Introduction: Previous investigations have documented that nicotine-pulsed mesenchymal stem cells (MSCs) can induce an anti-inflammatory phenotype in some immune cells in vitro. This study aimed to assess the effects of nicotine-pulsed MSCS in the function of immune cells, macrophages, and lymphocytes of mice receiving these cells. Materials and methods: Bone marrow-derived MSCs (1.5×106) were seeded in a T75flask and incubated with 0, .1, .5, or 1 µM nicotine until the cells reached 90% confluency. Afterwards, immunophenotyping change, vitality, concentration of TGF-β, IL-10, and IDO levels of the MSC-conditioned medium were examined. Correspondent to in vitro results, the C57BL/6 mice intravenously received 400 µL of the conditioned medium of MSCs (CM), conditioned medium of nicotine (.5 µM)-pulsed MSCs (CMN), or medium. After 12 h, the lymphocytes, neutrophils, and peritoneal macrophages of the mice were isolated and their function was evaluated ex vivo. Results: The least effective dose concentration of nicotine that led to an anti-inflammatory environment by the MSC-conditioned medium was 0.5 µM. Nicotine at this concentration prompted a higher level of TGF-β, IDO concentration in the conditioned medium. However, this concentration did not affect the MScs' markers expressions or MScs' vitality. T lymphocytes isolated from the mice receiving CMN showed a significant decrease in proliferation rate.
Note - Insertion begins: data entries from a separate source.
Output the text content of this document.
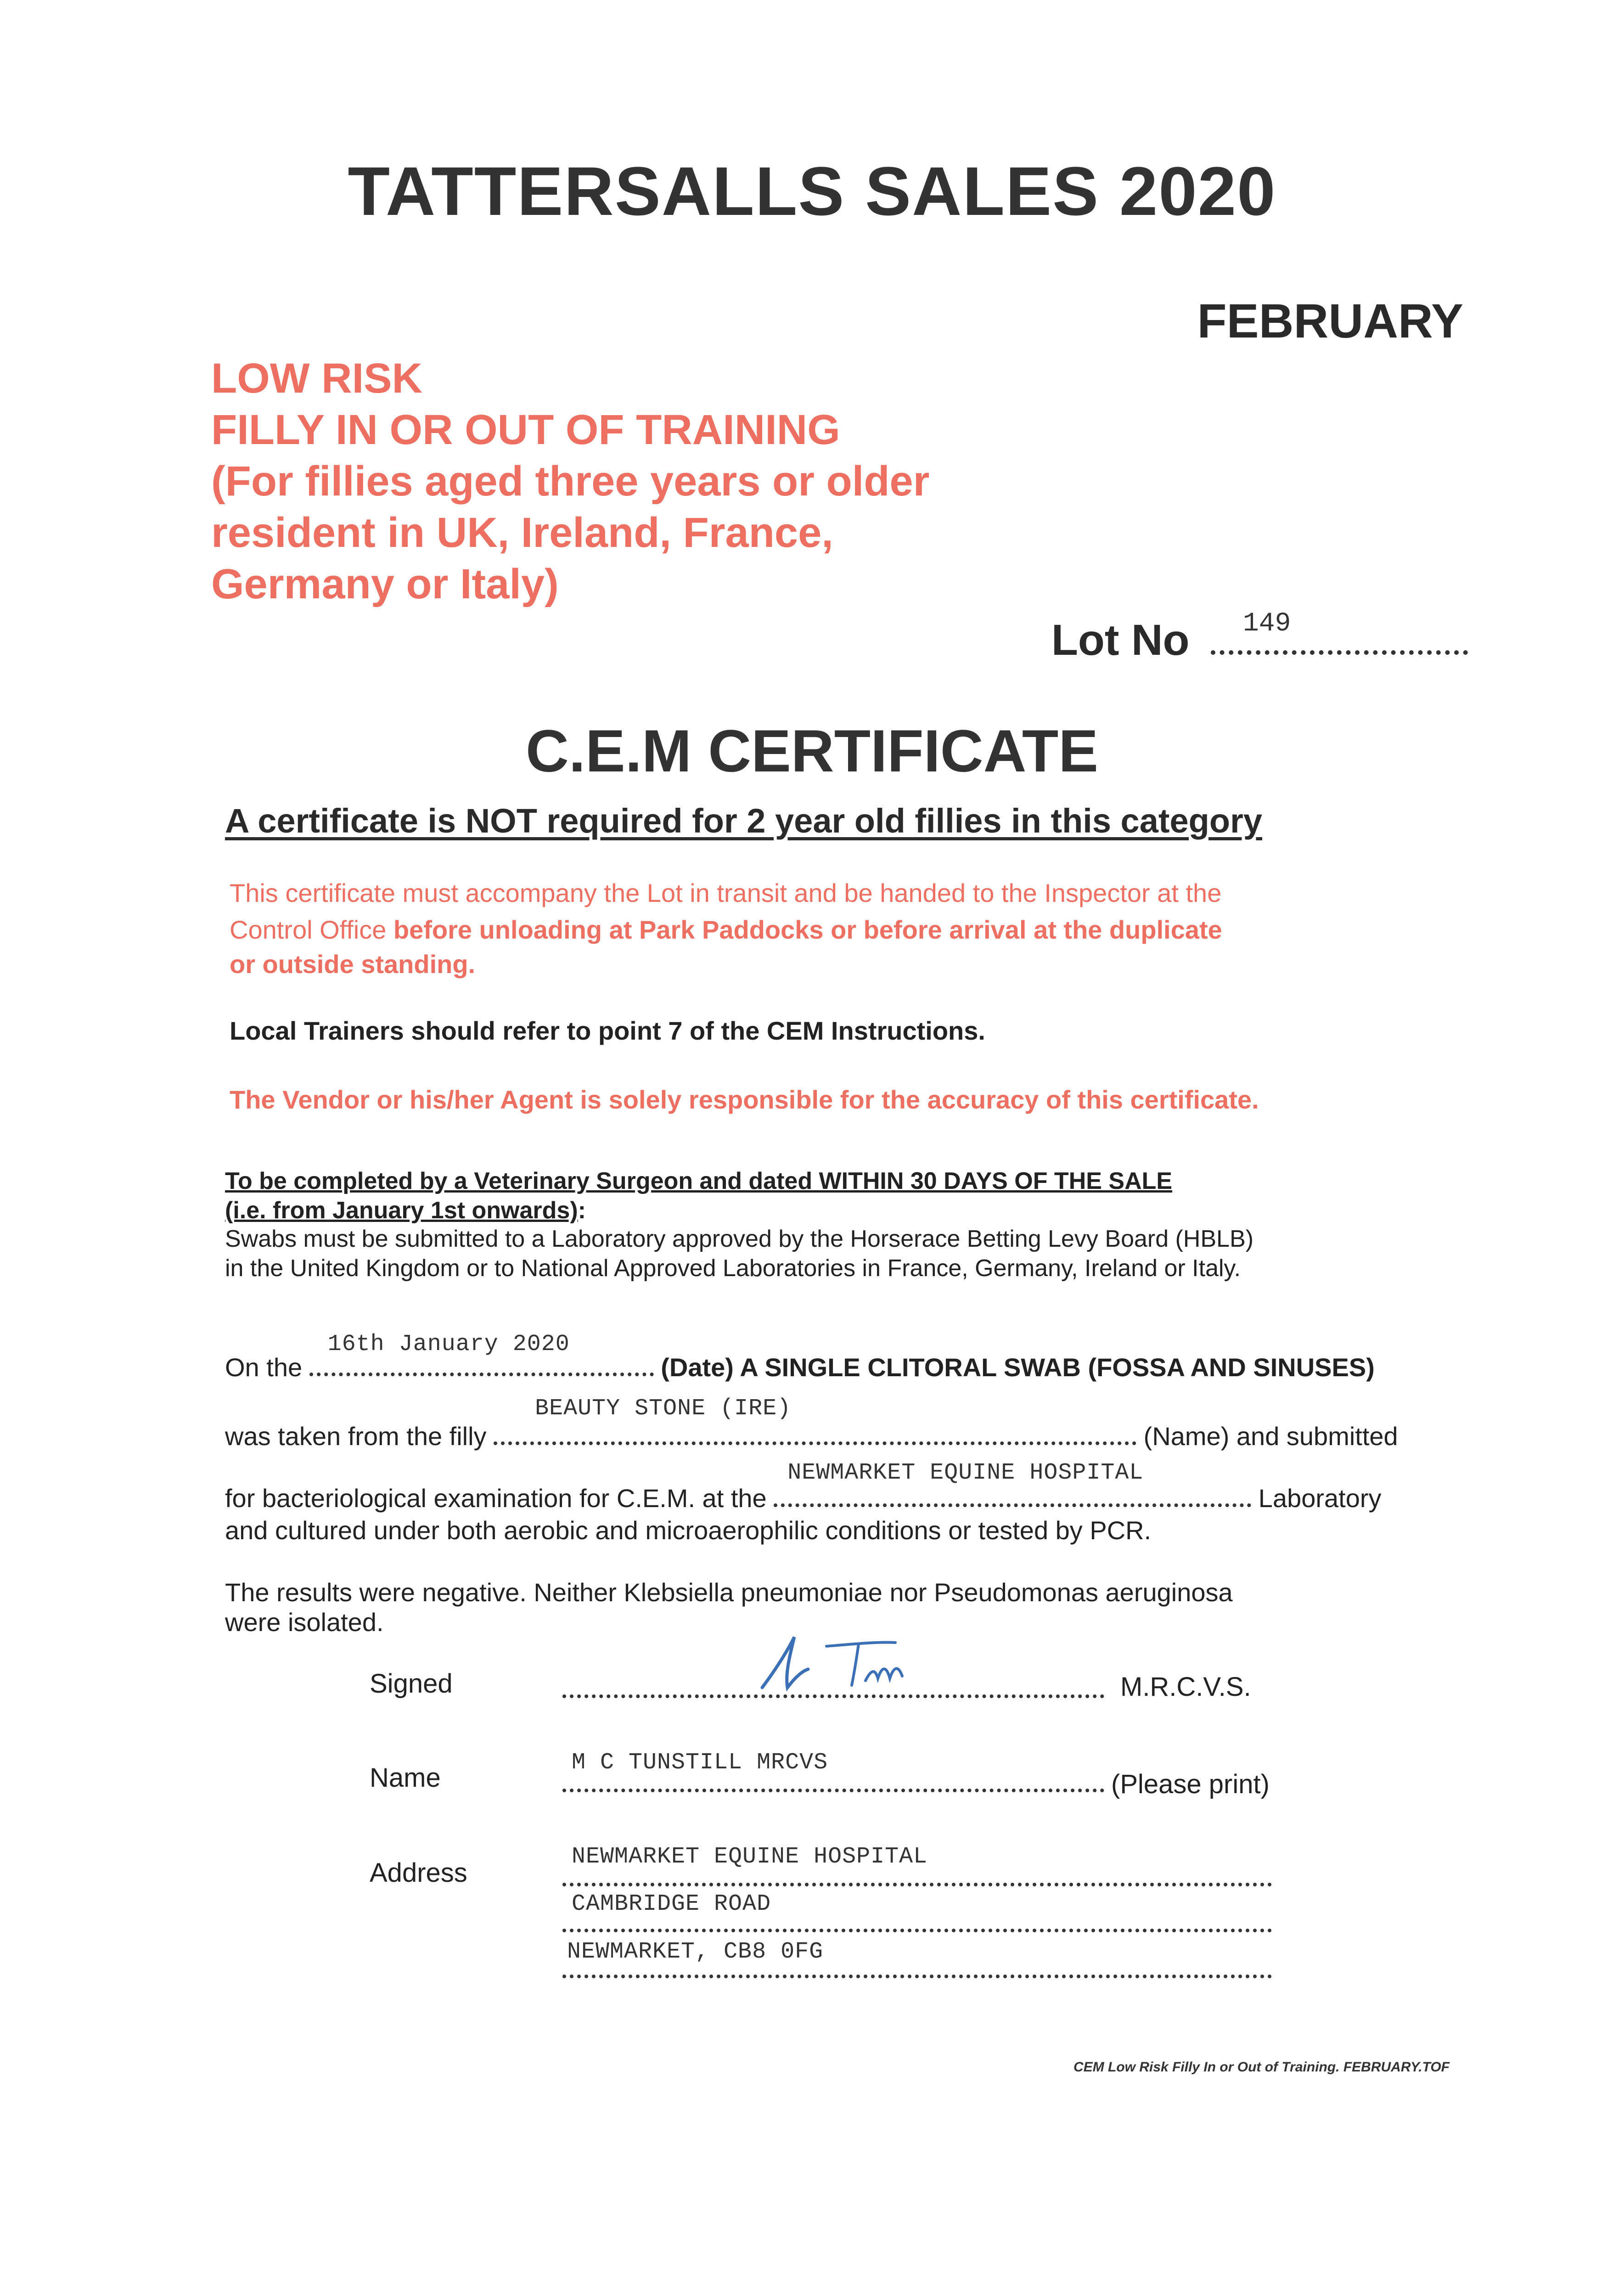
TATTERSALLS SALES 2020
FEBRUARY
LOW RISK
FILLY IN OR OUT OF TRAINING
(For fillies aged three years or older
resident in UK, Ireland, France,
Germany or Italy)
Lot No 149
C.E.M CERTIFICATE
A certificate is NOT required for 2 year old fillies in this category
This certificate must accompany the Lot in transit and be handed to the Inspector at the
Control Office before unloading at Park Paddocks or before arrival at the duplicate
or outside standing.
Local Trainers should refer to point 7 of the CEM Instructions.
The Vendor or his/her Agent is solely responsible for the accuracy of this certificate.
To be completed by a Veterinary Surgeon and dated WITHIN 30 DAYS OF THE SALE
(i.e. from January 1st onwards):
Swabs must be submitted to a Laboratory approved by the Horserace Betting Levy Board (HBLB)
in the United Kingdom or to National Approved Laboratories in France, Germany, Ireland or Italy.
On the
16th January 2020
(Date) A SINGLE CLITORAL SWAB (FOSSA AND SINUSES)
was taken from the filly
BEAUTY STONE (IRE)
(Name) and submitted
for bacteriological examination for C.E.M. at the
NEWMARKET EQUINE HOSPITAL
Laboratory
and cultured under both aerobic and microaerophilic conditions or tested by PCR.
The results were negative. Neither Klebsiella pneumoniae nor Pseudomonas aeruginosa
were isolated.
Signed	M.R.C.V.S.
Name
M C TUNSTILL MRCVS
(Please print)
Address
NEWMARKET EQUINE HOSPITAL
CAMBRIDGE ROAD
NEWMARKET, CB8 0FG
CEM Low Risk Filly In or Out of Training. FEBRUARY.TOF
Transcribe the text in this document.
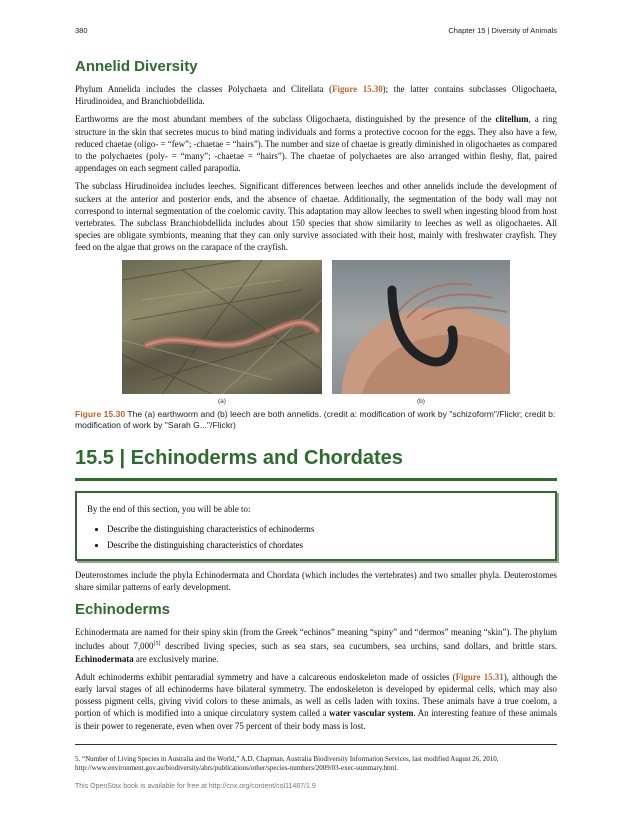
380	Chapter 15 | Diversity of Animals
Annelid Diversity

Phylum Annelida includes the classes Polychaeta and Clitellata (Figure 15.30); the latter contains subclasses Oligochaeta, Hirudinoidea, and Branchiobdellida.

Earthworms are the most abundant members of the subclass Oligochaeta, distinguished by the presence of the clitellum, a ring structure in the skin that secretes mucus to bind mating individuals and forms a protective cocoon for the eggs. They also have a few, reduced chaetae (oligo- = “few”; -chaetae = “hairs”). The number and size of chaetae is greatly diminished in oligochaetes as compared to the polychaetes (poly- = “many”; -chaetae = “hairs”). The chaetae of polychaetes are also arranged within fleshy, flat, paired appendages on each segment called parapodia.

The subclass Hirudinoidea includes leeches. Significant differences between leeches and other annelids include the development of suckers at the anterior and posterior ends, and the absence of chaetae. Additionally, the segmentation of the body wall may not correspond to internal segmentation of the coelomic cavity. This adaptation may allow leeches to swell when ingesting blood from host vertebrates. The subclass Branchiobdellida includes about 150 species that show similarity to leeches as well as oligochaetes. All species are obligate symbionts, meaning that they can only survive associated with their host, mainly with freshwater crayfish. They feed on the algae that grows on the carapace of the crayfish.

(a)	(b)
Figure 15.30 The (a) earthworm and (b) leech are both annelids. (credit a: modification of work by "schizoform"/Flickr; credit b: modification of work by "Sarah G..."/Flickr)
15.5 | Echinoderms and Chordates

By the end of this section, you will be able to:

• Describe the distinguishing characteristics of echinoderms
• Describe the distinguishing characteristics of chordates

Deuterostomes include the phyla Echinodermata and Chordata (which includes the vertebrates) and two smaller phyla. Deuterostomes share similar patterns of early development.

Echinoderms

Echinodermata are named for their spiny skin (from the Greek “echinos” meaning “spiny” and “dermos” meaning “skin”). The phylum includes about 7,000[5] described living species, such as sea stars, sea cucumbers, sea urchins, sand dollars, and brittle stars. Echinodermata are exclusively marine.

Adult echinoderms exhibit pentaradial symmetry and have a calcareous endoskeleton made of ossicles (Figure 15.31), although the early larval stages of all echinoderms have bilateral symmetry. The endoskeleton is developed by epidermal cells, which may also possess pigment cells, giving vivid colors to these animals, as well as cells laden with toxins. These animals have a true coelom, a portion of which is modified into a unique circulatory system called a water vascular system. An interesting feature of these animals is their power to regenerate, even when over 75 percent of their body mass is lost.

5. “Number of Living Species in Australia and the World,” A.D. Chapman, Australia Biodiversity Information Services, last modified August 26, 2010, http://www.environment.gov.au/biodiversity/abrs/publications/other/species-numbers/2009/03-exec-summary.html.
This OpenStax book is available for free at http://cnx.org/content/col11487/1.9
The ratio of the IFN-γ gene expression to IL-4 gene expression in splenocytes was significantly reduced in the mice receiving CMN compared to the mice receiving CM. The neutral red uptake, respiratory burst, and nitric oxide production of the peritoneal macrophage only decreased in the mice treated with CMN. These factors also decreased in neutrophils isolated from mice receiving CM or CMN. However, these decreases were more prominent in the mice treated with CMN. Conclusion: Treatment of MSCs by nicotine may be a promising strategy to enhance the immunomodulatory properties of these cells.